È da qui che nasce l’idea di raccogliere le narrazioni dei genitori, trasformandole in uno strumento educativo.

“All’inizio — racconta ancora Moletto abbiamo cominciato a raccogliere queste storie, soprattutto negli anni Novanta, anche grazie a progetti europei. Poi le abbiamo pubblicate, e da lì è nata quella che oggi chiamiamo metodologia. Il primo libro è stato proprio una raccolta di queste esperienze”.

Nel tempo, questa pratica si è strutturata, trovando applicazione in diversi contesti: dalla scuola primaria all’università, dai servizi sociali a quelli sanitari. Anche sul territorio della Città Metropolitana di Torino, dove la rete “Con i nostri occhi” coinvolge diversi istituti locali. 

Ma il cuore della metodologia resta semplice: creare spazi in cui i genitori possano raccontarsi e ascoltarsi. I cosiddetti gruppi di narrazione.

"L’obiettivo — spiega Moletto — è valorizzare le competenze educative dei genitori, che spesso non sono nemmeno consapevoli di averle. Nei gruppi si rendono conto delle risorse che mettono in campo ogni giorno. E questo li aiuta a non delegare completamente l’educazione, ma a prendersi la responsabilità, insieme alla scuola”.

Una responsabilità che, però, non pesa quando è condivisa. Anzi, diventa occasione di crescita.

“Non si tratta di dare consigli - precisa Moletto - .Ognuno racconta la propria esperienza, e gli altri ascoltano. Poi ciascuno porta a casa quello che sente utile. È un modo per aprire possibilità, non per imporre soluzioni”.

Ed è proprio nell’ascolto che spesso si producono i cambiamenti più significativi. Non tanto nelle grandi teorie, quanto nei piccoli spostamenti di sguardo.

“Siamo troppo abituati a vedere le cose negative - osserva Moletto -. In questi gruppi invece si lavora molto sulla positività. Non significa ignorare i problemi, ma riconoscere anche ciò che funziona.

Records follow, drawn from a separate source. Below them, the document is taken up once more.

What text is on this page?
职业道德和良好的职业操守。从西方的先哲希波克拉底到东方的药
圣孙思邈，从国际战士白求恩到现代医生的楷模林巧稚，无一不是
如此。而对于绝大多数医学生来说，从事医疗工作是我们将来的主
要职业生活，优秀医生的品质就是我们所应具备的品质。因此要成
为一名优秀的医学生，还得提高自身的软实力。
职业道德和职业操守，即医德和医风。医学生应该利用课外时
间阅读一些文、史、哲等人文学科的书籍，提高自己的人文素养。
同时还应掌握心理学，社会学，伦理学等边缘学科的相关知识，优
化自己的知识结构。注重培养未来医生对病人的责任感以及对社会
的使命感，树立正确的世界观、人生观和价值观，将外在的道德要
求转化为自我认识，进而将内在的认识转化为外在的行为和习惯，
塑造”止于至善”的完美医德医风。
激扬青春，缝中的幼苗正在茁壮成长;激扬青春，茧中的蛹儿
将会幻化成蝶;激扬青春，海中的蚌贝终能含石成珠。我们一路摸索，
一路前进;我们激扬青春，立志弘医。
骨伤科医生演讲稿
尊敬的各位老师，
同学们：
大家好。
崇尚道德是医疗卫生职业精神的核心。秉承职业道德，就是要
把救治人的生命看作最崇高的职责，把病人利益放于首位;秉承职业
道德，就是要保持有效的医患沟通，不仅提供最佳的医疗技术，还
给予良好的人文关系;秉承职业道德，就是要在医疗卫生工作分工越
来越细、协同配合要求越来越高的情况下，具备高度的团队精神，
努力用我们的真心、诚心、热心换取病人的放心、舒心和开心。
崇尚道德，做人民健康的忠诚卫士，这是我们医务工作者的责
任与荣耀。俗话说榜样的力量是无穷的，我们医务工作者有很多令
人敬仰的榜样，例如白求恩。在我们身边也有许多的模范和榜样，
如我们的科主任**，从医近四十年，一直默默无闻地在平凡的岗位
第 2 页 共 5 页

E questo aiuta davvero a superare le difficoltà”.

Gli effetti si vedono anche nella vita quotidiana. “Una mamma, dopo un incontro, ha detto: 'Quando vado a casa di qua sono più serena, e cambia anche il rapporto con i miei figli e con mio marito'”.

Non mancano i riferimenti alle sfide più attuali, a partire dall’adolescenza e dai suoi silenzi. Un tema emerso più volte anche nei gruppi.

Genitori e figli 

“Il silenzio spesso viene vissuto come un problema - racconta Moletto - .Ma può diventare anche un’occasione. Un papà diceva di aver iniziato a parlare con la figlia proprio partendo da questo, raccontandole di ciò che lui stesso aveva espresso durante questi incontri e da lì si è aperto un dialogo”.

Un approccio che richiede tempo, pazienza, e soprattutto disponibilità a mettersi in gioco. Senza pretendere risposte immediate.

“Davani ad una porta chiusa non bisogna entrare a tutti i costi — aggiunge — ma cercare altre vie. Costruire la comunicazione poco per volta, anche rispettando i tempi dei ragazzi”.

Intanto, il progetto continua a crescere. La rete sul territorio si consolida, nuovi incontri vengono organizzati, e si guarda già al futuro, con l’idea di portare a Settimo un convegno di più ampio respiro.

In un tempo in cui l’educazione sembra spesso frammentata, la pedagogia dei genitori prova a ricucire, a rimettere insieme i pezzi, a restituire senso a una parola che rischia di diventare astratta.

Partendo da una cosa concreta, quotidiana, universale: l’esperienza di essere genitori. E, prima ancora, figli.